Sunday, November 11, 2012
"You really think you are an introvert?" My student looks skeptical. Compared to her, I spend so much more time interacting with others. She doesn't realize how much time I spend alone, at home, reading, writing, computing. How much time I spend meditating, all in order to restore myself for more social interactions.
As part of the Wisconsin Book Festival, I spent Thursday night out for dinner and drinks with a few other queer writers. We were needing to eat, yes, but also celebrating our successful event (Losing Gender at Room of One's Own) and getting to know one another a bit better. Quite a few of us are out, not just in terms of gender/sexuality, but also "out and about" - people on the town, well-known, etc. I was surprised to hear that one of the people at the table, easily the most public, is intensely introverted and has social anxiety about interactions in public.
We discussed intimate social interaction (like my small 6-8 person writing classes) versus clubs/parties/bars. We discussed social anxiety, shame and how to get enough alone time without becoming isolated. It was a bit of a revelation for me that would prove very important in the next few days.
Friday morning I woke at 7am, was at WORT by 8am to be on 8 o'clock buzz, a Madison what's-happening show. After that, I and the co-editor of Trans-Kin, Cameron, ran over to the Overture Center, where we presented to sessions of "Trans 101" to high school kids as a part of High School Friday. I teach college and junior high kids, not high school aged kids. I'd only ever spoken publicly about having a trans wife (in fact have written very little here about it) for the first time the night before, and now I was going to teach a hundred or so high school kids about it and face their questions.
Talk about anxiety.
All my students know about my own sexuality and my wife's gender - I write about it, and share my writing about it, all the time. But I share those things as a writer. Intimate. Quiet. Protected. Process-oriented. And now I was being introduced as an author: Public. Speaking Out (literally). Open to Criticism. The night before had gone well - lots of great questions and good bonding with the other queer authors. But scary as hell, and my nerves were still shot.

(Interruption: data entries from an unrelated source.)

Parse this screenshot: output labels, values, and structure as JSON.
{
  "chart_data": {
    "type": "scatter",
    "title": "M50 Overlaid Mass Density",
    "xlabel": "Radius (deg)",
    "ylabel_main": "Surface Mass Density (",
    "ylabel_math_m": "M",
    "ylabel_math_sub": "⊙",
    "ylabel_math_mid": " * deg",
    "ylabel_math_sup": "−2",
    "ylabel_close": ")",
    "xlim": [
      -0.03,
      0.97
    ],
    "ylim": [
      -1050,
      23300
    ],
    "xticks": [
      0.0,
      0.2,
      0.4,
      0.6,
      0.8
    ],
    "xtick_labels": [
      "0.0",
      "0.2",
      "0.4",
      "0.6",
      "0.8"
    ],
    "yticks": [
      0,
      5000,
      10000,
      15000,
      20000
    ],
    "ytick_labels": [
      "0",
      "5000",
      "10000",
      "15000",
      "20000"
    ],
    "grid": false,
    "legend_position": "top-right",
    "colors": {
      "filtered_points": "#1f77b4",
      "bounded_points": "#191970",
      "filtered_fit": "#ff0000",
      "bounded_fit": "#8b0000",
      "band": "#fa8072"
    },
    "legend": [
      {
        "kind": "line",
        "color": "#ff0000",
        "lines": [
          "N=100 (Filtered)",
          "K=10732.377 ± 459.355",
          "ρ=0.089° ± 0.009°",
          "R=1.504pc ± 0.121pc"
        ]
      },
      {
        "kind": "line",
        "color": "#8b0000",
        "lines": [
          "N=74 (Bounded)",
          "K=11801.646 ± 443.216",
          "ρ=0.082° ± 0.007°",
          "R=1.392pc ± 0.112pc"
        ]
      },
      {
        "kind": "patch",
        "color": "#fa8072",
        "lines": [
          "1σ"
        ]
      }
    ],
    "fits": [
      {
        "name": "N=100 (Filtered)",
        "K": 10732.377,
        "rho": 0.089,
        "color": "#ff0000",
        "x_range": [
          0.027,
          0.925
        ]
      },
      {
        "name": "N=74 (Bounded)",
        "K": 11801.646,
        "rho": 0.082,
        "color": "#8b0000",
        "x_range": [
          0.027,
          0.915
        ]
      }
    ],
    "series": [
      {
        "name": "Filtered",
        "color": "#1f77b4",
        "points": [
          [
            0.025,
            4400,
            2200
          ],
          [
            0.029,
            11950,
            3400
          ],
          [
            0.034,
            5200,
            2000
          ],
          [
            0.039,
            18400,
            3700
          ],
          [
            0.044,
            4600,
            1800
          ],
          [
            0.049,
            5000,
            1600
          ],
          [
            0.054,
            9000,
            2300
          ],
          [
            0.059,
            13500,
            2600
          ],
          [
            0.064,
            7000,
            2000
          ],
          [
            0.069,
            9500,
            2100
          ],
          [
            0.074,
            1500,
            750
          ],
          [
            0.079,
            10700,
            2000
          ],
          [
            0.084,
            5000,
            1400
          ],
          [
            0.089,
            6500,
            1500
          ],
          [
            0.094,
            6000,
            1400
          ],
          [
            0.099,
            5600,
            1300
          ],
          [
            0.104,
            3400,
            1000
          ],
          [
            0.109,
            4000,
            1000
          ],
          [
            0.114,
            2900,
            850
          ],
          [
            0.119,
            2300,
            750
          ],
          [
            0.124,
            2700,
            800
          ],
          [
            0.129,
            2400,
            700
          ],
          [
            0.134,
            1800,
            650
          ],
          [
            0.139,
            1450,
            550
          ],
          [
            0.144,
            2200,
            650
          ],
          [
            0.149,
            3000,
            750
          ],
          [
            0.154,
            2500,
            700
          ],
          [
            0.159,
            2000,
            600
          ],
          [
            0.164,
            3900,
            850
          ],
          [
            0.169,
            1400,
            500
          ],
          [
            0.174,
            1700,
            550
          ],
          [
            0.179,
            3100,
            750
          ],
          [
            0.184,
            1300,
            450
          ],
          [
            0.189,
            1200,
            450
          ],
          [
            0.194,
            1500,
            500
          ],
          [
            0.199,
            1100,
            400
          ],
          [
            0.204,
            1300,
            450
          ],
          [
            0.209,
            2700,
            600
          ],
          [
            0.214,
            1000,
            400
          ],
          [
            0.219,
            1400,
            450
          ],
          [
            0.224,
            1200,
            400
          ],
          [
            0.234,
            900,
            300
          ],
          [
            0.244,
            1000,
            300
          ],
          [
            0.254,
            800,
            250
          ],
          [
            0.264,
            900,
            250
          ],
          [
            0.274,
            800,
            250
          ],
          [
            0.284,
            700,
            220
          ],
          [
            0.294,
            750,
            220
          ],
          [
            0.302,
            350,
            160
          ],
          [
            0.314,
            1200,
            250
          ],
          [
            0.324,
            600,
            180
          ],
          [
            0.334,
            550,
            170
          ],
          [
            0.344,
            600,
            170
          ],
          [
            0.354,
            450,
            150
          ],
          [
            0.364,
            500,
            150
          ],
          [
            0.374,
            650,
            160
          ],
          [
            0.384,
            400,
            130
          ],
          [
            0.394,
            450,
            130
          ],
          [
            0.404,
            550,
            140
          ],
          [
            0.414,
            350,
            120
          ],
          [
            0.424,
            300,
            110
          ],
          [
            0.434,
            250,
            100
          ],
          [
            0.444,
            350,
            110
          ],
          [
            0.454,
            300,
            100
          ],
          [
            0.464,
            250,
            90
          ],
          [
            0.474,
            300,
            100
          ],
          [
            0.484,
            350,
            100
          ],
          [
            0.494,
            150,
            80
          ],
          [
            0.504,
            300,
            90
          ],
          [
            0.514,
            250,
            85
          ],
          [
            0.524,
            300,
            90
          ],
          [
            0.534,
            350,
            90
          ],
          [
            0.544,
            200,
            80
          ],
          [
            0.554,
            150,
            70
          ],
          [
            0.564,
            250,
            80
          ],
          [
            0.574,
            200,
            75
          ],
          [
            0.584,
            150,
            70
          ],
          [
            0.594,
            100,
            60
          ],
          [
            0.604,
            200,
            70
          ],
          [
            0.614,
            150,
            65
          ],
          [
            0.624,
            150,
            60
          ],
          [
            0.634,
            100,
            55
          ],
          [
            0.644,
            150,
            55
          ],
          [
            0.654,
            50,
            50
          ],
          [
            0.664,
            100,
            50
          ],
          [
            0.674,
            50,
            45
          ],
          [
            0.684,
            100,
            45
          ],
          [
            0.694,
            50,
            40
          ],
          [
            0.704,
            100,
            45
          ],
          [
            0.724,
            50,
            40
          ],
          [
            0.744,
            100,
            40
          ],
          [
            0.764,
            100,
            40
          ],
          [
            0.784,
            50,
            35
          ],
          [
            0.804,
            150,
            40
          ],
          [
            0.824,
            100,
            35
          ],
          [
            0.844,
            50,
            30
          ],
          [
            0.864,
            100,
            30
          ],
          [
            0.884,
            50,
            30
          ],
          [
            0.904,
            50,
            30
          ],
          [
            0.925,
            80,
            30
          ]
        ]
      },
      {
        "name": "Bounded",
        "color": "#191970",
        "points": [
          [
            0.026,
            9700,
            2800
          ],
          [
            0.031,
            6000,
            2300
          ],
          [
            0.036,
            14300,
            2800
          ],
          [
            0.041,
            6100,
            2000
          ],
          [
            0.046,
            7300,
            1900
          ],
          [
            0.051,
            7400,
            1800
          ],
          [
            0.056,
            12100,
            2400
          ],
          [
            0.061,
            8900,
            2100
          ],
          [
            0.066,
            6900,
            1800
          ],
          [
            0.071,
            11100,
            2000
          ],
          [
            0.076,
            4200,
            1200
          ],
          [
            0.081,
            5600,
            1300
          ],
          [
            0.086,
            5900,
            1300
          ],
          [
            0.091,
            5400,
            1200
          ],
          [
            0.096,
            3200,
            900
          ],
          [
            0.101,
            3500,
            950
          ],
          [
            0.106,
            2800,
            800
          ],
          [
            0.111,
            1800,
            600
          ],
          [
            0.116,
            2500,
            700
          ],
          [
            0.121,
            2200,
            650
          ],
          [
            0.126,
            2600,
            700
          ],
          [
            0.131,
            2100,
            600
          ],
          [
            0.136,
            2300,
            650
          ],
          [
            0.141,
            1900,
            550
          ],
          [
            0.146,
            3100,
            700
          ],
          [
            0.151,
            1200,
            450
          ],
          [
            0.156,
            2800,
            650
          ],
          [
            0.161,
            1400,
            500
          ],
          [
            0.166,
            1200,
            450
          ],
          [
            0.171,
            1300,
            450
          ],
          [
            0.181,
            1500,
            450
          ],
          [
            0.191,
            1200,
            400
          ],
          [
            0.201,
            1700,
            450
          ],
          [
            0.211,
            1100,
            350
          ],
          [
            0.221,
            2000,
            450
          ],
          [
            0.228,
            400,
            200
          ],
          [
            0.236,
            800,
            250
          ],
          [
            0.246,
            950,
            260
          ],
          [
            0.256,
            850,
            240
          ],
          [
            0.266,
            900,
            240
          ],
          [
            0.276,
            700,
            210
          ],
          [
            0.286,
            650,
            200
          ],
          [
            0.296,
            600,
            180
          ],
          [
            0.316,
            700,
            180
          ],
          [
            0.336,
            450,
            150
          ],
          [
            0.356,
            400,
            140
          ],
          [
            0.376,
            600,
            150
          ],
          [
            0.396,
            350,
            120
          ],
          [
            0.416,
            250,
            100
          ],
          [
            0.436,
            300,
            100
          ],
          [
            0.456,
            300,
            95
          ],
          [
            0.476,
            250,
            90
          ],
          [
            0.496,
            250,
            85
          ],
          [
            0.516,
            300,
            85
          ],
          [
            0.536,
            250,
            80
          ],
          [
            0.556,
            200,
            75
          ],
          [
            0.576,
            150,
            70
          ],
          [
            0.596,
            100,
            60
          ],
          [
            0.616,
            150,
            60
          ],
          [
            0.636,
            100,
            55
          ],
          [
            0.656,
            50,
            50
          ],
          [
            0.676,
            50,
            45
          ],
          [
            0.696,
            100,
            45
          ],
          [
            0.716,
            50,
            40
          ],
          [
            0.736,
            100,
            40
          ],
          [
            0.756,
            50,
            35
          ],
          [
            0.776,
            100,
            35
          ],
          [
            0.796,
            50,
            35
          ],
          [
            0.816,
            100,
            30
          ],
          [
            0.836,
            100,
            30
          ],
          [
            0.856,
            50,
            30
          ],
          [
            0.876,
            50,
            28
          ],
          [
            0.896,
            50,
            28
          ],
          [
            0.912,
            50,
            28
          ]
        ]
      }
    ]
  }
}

The sessions with the kids went great, wonderful, in fact. They asked good questions and were respectful. They were clearly grateful - would have liked twice the time together. But by the time I was done with the second session, clearly any of my concepts about attending more of the book fest that day were shot. I needed to go. Home. I needed quiet, lots of it, and space. To not speak. To not listen.
This isn't unusual for me. My wife is used to asking if I need silence after classes or weekend workshops. She's generally chattier than I am, though, ironically, she is more introverted. Because she spends less time with others, time with me is more social. I love talking with her. Just not all the time.
I remained shot into Friday night, missing an event I wanted to attend. Oh well, I thought, I'll perk up tomorrow and go to a bunch of things.
But I didn't.
I needed more silence, still. Reading time. Walking time. Writing time. I needed to spend, it seemed, a day being a writer to make up for my 24 hours being an author for the first time. I've been a poet before, but poets who are writing and poets who are published and reading their poetry are both poets. Yes, I find the processes different. But not as different as this.
It is the personal content on top of prose, which I am less familiar with presenting? Is it memoir and re-coming-out as queer in a new way? Or is it me finally figuring out that I am in fact, much more introverted than I realized?
This morning, as I introduce someone at the Wisconsin Book Festival, I pick up a copy of Susan Cain's Quiet. I have heard about this book from a lot of folks. Something in me says "You need to read this book." And my student walks by just as I am buying it, wondering if I really qualify.
"Yes," I replied, "I do. I am. You wouldn't know it - I'm so good at hiding it that I didn't even realize it fully myself until this week. But I am."
As I - hopefully - become more of an author (published) in addition to being a writer, let's hope I keep in touch with these same needs. Like any paradox, I can balance both, but only if I recognize them fully.